Our candidate product targets X-linked Hyper IgM Syndrome (X-HIGM or CD40 Ligand Deficiency), the most common form of Hyper IgM Syndrome. X-HIGM is a rare and potentially life-threatening immune deficiency disorder. Patients with Hyper IgM are at significant risk for opportunistic infections, recurrent bacterial and viral infections, and cancer, with a median life expectancy of less than 30 years. Generally, patients incur recurrent infections, and often exhibit normal or elevated levels of IgM antibodies, and low or absent IgG, IgE and IgA antibodies, due to a failure of the mutated CD40L to bind CD40 on B-cells. The current standard of care consists in life-long immunoglobulin replacement therapy and antibiotics to prevent deadly lung infections.

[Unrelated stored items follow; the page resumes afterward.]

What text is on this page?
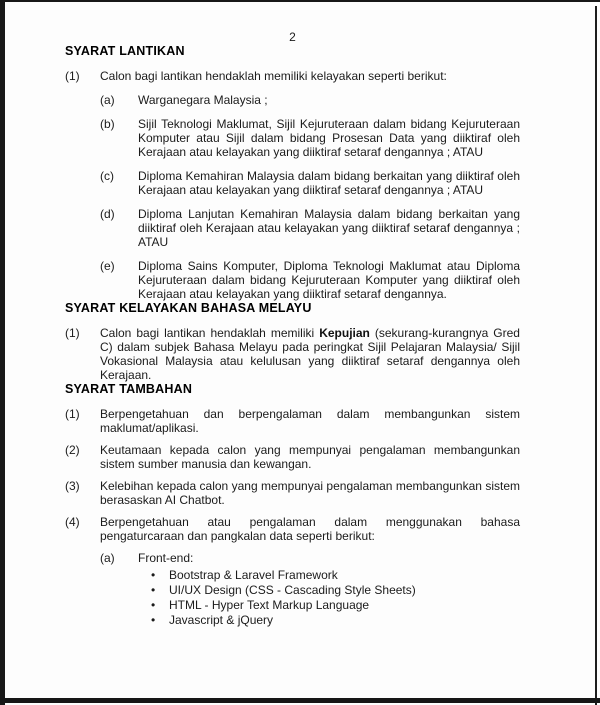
2
SYARAT LANTIKAN
(1)	Calon bagi lantikan hendaklah memiliki kelayakan seperti berikut:
(a)	Warganegara Malaysia ;
(b)	Sijil Teknologi Maklumat, Sijil Kejuruteraan dalam bidang Kejuruteraan Komputer atau Sijil dalam bidang Prosesan Data yang diiktiraf oleh Kerajaan atau kelayakan yang diiktiraf setaraf dengannya ; ATAU
(c)	Diploma Kemahiran Malaysia dalam bidang berkaitan yang diiktiraf oleh Kerajaan atau kelayakan yang diiktiraf setaraf dengannya ; ATAU
(d)	Diploma Lanjutan Kemahiran Malaysia dalam bidang berkaitan yang diiktiraf oleh Kerajaan atau kelayakan yang diiktiraf setaraf dengannya ; ATAU
(e)	Diploma Sains Komputer, Diploma Teknologi Maklumat atau Diploma Kejuruteraan dalam bidang Kejuruteraan Komputer yang diiktiraf oleh Kerajaan atau kelayakan yang diiktiraf setaraf dengannya.
SYARAT KELAYAKAN BAHASA MELAYU
(1)	Calon bagi lantikan hendaklah memiliki Kepujian (sekurang-kurangnya Gred C) dalam subjek Bahasa Melayu pada peringkat Sijil Pelajaran Malaysia/ Sijil Vokasional Malaysia atau kelulusan yang diiktiraf setaraf dengannya oleh Kerajaan.
SYARAT TAMBAHAN
(1)	Berpengetahuan dan berpengalaman dalam membangunkan sistem maklumat/aplikasi.
(2)	Keutamaan kepada calon yang mempunyai pengalaman membangunkan sistem sumber manusia dan kewangan.
(3)	Kelebihan kepada calon yang mempunyai pengalaman membangunkan sistem berasaskan AI Chatbot.
(4)	Berpengetahuan atau pengalaman dalam menggunakan bahasa pengaturcaraan dan pangkalan data seperti berikut:
(a)	Front-end:
• Bootstrap & Laravel Framework
• UI/UX Design (CSS - Cascading Style Sheets)
• HTML - Hyper Text Markup Language
• Javascript & jQuery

Allogeneic hematopoietic stem cell transplantation (HSCT) is the only known cure. However, donors are only available for about 1/3 of the patients, and HSCT is associated with severe side effects, and potential complications. The CD40 Ligand gene needs to be tightly regulated. If not, abnormal and unwanted lymphoproliferation is likely to occur and therefore untargeted gene replacement therapies are not adapted for this disease.

Genespire’s Advanced Gene Editing approach consists of rescuing functional expression of the endogenous defective CD40L gene in the T-cells of the patients thus maintaining its physiological expression control, with the aim of substantially improving the immune response of patients, and their quality of life.